I also notice that both recursion formulas simplify significantly if you divide both numerator and denominator by the numerator, giving you expressions of the form ##\frac{1}{1/R_{bbase}+1/\textrm{messy factor 1}}## and ##\frac{1}{1/R_{tbase}+1/\textrm{messy factor 2}}## where the 'messy factors' are the second factors in the numerators.

Last edited:
Let ##K_m = \frac{R_{bm}}{R_{tm}}##. Let ##R_{cc}=C## to avoid overusing R. Let ##D=R_{b0}## so Rb is gone and drop the index "t" on the remaining ##R_{tx}##.
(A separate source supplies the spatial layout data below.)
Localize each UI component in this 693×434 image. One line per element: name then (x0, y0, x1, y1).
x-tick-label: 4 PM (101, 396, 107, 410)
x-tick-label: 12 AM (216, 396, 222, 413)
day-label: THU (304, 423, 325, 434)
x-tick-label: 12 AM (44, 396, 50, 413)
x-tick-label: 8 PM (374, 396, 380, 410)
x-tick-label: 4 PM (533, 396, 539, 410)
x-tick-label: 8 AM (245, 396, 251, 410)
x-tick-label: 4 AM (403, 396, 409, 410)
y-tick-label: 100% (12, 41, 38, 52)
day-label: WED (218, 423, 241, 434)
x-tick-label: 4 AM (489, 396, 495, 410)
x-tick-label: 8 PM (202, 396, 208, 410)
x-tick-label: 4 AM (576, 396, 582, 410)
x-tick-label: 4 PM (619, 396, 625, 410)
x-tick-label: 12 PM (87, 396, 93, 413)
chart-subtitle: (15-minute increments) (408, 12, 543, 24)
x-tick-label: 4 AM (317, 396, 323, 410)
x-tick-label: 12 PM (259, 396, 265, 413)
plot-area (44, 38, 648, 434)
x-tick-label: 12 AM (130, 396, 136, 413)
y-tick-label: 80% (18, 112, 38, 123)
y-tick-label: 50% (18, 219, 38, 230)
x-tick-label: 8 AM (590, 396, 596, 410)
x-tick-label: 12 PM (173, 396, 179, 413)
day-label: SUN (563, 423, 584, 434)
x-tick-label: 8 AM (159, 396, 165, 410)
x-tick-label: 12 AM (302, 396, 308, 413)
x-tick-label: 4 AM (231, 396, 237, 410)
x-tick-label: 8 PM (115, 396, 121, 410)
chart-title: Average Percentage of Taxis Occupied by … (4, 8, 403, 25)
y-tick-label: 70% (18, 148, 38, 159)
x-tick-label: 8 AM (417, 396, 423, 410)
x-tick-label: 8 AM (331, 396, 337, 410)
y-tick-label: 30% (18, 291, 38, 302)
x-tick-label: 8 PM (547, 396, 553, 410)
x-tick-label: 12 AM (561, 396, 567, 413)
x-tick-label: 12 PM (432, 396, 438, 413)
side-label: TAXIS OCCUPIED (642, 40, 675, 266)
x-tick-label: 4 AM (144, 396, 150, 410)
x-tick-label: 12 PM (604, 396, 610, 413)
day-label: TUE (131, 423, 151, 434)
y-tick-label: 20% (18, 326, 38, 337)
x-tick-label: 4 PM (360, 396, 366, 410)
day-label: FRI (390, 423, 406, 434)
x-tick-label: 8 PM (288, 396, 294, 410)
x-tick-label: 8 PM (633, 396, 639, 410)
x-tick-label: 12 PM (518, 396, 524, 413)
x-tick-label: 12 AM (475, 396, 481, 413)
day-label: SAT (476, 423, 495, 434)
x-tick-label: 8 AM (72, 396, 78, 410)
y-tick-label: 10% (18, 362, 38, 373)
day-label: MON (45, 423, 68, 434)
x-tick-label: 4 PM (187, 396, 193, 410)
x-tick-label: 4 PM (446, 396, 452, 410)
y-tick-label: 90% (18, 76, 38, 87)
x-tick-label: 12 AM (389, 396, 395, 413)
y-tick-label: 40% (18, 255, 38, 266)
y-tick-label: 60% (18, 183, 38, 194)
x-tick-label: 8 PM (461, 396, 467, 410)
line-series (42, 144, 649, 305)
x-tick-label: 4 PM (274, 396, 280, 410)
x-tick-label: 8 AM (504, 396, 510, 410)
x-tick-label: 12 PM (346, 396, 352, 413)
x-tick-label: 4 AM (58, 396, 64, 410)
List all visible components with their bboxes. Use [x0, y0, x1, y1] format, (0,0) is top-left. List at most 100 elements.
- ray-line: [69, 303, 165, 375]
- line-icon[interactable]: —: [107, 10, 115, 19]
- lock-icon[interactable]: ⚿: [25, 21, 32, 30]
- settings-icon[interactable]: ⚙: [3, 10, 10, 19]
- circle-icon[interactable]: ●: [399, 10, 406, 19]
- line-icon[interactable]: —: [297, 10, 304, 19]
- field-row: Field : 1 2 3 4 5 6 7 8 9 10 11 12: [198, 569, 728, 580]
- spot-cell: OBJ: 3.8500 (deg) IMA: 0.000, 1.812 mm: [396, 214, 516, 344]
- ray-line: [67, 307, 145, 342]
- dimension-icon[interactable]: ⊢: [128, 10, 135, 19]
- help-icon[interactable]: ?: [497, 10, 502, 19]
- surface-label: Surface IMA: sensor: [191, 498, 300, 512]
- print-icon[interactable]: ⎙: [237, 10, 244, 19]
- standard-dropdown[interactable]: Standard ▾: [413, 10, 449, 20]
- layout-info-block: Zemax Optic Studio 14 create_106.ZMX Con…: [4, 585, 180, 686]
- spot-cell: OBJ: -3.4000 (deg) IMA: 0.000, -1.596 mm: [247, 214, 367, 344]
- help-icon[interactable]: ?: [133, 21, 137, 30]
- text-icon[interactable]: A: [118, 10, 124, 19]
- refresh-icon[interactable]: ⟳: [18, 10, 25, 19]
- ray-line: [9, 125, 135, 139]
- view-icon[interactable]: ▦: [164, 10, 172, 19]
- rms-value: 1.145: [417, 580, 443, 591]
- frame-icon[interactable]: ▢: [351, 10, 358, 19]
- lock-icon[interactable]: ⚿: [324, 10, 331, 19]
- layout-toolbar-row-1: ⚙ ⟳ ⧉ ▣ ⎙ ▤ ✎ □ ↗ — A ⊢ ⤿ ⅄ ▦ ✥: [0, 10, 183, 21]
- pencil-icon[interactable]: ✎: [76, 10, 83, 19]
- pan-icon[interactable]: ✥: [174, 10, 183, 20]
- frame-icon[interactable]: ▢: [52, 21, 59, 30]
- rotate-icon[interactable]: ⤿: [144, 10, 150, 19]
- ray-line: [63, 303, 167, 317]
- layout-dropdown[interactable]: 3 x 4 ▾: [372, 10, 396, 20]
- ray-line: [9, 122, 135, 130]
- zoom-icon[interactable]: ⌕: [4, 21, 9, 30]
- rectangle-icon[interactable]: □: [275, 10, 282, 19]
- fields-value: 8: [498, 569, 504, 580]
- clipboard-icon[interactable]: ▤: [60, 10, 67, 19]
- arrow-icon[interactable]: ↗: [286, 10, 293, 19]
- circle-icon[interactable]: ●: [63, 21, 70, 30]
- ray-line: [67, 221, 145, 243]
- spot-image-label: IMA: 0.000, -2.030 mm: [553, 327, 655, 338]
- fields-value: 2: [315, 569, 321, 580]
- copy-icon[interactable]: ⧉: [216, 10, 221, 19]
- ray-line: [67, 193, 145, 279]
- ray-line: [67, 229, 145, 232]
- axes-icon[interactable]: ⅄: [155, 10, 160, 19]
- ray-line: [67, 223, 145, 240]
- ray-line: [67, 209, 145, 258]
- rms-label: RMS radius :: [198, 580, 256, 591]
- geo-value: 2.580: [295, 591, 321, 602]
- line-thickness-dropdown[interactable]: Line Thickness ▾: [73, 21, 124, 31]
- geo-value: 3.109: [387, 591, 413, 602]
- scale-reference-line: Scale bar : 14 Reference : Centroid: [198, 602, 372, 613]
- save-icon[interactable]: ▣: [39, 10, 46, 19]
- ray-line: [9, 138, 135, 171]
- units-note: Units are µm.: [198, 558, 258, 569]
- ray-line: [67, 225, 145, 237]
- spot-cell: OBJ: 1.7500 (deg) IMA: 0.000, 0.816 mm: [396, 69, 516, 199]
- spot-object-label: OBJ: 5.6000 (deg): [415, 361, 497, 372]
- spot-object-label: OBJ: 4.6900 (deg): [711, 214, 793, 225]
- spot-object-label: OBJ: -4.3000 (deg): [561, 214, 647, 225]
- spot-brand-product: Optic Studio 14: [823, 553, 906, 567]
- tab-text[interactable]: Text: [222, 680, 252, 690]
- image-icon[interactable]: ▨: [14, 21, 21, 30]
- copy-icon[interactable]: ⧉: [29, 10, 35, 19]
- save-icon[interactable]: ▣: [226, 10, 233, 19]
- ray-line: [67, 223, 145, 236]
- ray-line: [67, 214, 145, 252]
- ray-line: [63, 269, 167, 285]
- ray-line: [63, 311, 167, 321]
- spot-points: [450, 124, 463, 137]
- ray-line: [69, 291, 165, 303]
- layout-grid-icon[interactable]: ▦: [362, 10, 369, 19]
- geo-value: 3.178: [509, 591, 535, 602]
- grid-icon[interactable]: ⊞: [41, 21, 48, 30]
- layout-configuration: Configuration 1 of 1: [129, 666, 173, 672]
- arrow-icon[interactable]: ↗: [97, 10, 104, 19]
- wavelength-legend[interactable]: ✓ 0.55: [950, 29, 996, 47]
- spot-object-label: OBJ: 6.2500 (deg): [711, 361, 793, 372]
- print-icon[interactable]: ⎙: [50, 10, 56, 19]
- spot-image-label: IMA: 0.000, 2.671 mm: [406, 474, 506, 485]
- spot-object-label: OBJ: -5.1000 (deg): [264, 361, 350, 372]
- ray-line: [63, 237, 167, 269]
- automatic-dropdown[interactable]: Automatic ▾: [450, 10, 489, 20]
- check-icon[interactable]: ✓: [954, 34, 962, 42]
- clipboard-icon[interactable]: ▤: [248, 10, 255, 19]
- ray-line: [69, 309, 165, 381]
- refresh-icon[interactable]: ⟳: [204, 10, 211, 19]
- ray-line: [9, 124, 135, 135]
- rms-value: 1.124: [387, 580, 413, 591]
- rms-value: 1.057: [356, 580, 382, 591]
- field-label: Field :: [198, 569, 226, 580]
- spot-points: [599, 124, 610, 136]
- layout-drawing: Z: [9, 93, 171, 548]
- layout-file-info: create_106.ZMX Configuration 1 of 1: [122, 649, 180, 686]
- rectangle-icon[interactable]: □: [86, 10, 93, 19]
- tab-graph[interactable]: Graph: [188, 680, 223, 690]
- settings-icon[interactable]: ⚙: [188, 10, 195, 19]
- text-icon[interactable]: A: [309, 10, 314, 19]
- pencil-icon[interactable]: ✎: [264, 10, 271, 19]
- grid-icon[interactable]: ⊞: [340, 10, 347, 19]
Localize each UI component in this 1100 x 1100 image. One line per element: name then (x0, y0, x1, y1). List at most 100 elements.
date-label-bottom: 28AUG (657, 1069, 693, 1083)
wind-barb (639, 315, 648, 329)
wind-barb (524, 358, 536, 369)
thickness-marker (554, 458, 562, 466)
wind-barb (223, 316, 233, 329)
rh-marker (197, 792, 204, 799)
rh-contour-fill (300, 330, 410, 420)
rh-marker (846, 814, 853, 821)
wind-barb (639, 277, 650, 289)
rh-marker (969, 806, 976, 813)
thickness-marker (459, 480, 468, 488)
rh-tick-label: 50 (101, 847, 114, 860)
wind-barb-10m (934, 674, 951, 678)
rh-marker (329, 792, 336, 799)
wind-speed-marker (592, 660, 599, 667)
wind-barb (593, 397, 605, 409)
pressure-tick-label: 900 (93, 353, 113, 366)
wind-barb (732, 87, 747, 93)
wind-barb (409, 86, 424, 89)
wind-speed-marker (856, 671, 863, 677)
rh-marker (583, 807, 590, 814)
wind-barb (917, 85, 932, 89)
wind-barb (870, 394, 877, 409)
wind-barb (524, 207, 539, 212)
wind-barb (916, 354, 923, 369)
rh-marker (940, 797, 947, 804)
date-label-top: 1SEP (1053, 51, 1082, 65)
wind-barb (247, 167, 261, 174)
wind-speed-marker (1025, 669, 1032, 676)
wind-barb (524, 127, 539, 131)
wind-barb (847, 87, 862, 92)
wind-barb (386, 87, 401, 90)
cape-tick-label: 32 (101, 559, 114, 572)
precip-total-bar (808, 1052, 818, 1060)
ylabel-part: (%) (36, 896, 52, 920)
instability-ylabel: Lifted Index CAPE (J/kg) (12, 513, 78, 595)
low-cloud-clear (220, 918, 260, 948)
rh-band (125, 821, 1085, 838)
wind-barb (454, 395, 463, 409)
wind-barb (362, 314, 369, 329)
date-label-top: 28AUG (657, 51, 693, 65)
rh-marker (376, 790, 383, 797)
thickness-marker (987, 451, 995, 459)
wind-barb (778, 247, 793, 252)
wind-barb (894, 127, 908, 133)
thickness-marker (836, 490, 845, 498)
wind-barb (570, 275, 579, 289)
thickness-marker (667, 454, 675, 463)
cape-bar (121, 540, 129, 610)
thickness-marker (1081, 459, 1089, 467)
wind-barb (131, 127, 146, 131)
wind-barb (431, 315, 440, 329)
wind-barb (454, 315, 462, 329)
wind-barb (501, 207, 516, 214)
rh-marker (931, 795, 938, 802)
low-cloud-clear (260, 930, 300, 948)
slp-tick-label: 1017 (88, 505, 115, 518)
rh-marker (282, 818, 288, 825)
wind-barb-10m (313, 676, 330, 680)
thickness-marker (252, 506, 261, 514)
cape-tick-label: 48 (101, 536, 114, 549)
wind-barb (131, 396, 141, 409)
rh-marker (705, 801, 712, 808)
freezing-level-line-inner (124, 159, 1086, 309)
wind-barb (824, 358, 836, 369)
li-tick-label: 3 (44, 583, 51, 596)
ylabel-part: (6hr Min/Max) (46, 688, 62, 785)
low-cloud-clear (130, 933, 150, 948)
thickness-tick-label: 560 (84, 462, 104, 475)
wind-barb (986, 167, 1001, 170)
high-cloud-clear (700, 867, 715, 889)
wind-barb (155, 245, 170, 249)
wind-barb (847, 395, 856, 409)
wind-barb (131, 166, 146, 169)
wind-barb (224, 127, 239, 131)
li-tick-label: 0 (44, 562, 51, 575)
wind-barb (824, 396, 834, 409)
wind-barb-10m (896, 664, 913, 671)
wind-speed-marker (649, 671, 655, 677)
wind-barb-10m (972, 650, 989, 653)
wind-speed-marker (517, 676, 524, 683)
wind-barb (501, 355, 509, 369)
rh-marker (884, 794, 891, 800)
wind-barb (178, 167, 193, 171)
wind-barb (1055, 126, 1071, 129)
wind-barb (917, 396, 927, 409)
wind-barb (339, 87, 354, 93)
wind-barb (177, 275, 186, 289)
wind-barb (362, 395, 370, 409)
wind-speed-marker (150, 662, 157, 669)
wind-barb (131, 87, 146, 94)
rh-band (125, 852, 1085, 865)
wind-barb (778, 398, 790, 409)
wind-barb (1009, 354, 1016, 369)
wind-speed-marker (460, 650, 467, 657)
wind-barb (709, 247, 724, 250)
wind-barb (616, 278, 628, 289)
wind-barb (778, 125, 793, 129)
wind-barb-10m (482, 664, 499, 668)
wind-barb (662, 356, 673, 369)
Then $$R_{m} = \frac{ R_{0} \cdot \left( R_{m-1}(K_{m-1}+1) + \frac{C}{K_{m-1}} \right) }{ R_{0} + \left( R_{m-1}(K_{m-1}+1) + \frac{C}{K_{m-1}} \right) }$$
and
$$K_m R_{m} = \frac{ D \cdot \left( R_{m-1}K_{m-1} + CK_{m-1} \right) }{ D + \left( R_{m-1}K_{m-1} + CK_{m-1} \right) }$$
Define ##S_m = \frac{1}{R_m}##. And look at m+1 because it shortens the equation. Now
$$S_{m+1} = S_0 + \frac{1}{ \frac{1+K_m}{S_m}+\frac{C}{K_m} }$$
and
$$\frac{S_{m+1}}{K_{m+1}} = \frac{1}{D} + \frac{1}{\frac{K_m}{S_m} + C K_m}$$
I'm still not sure how to find direct expressions, but it looks much nicer already.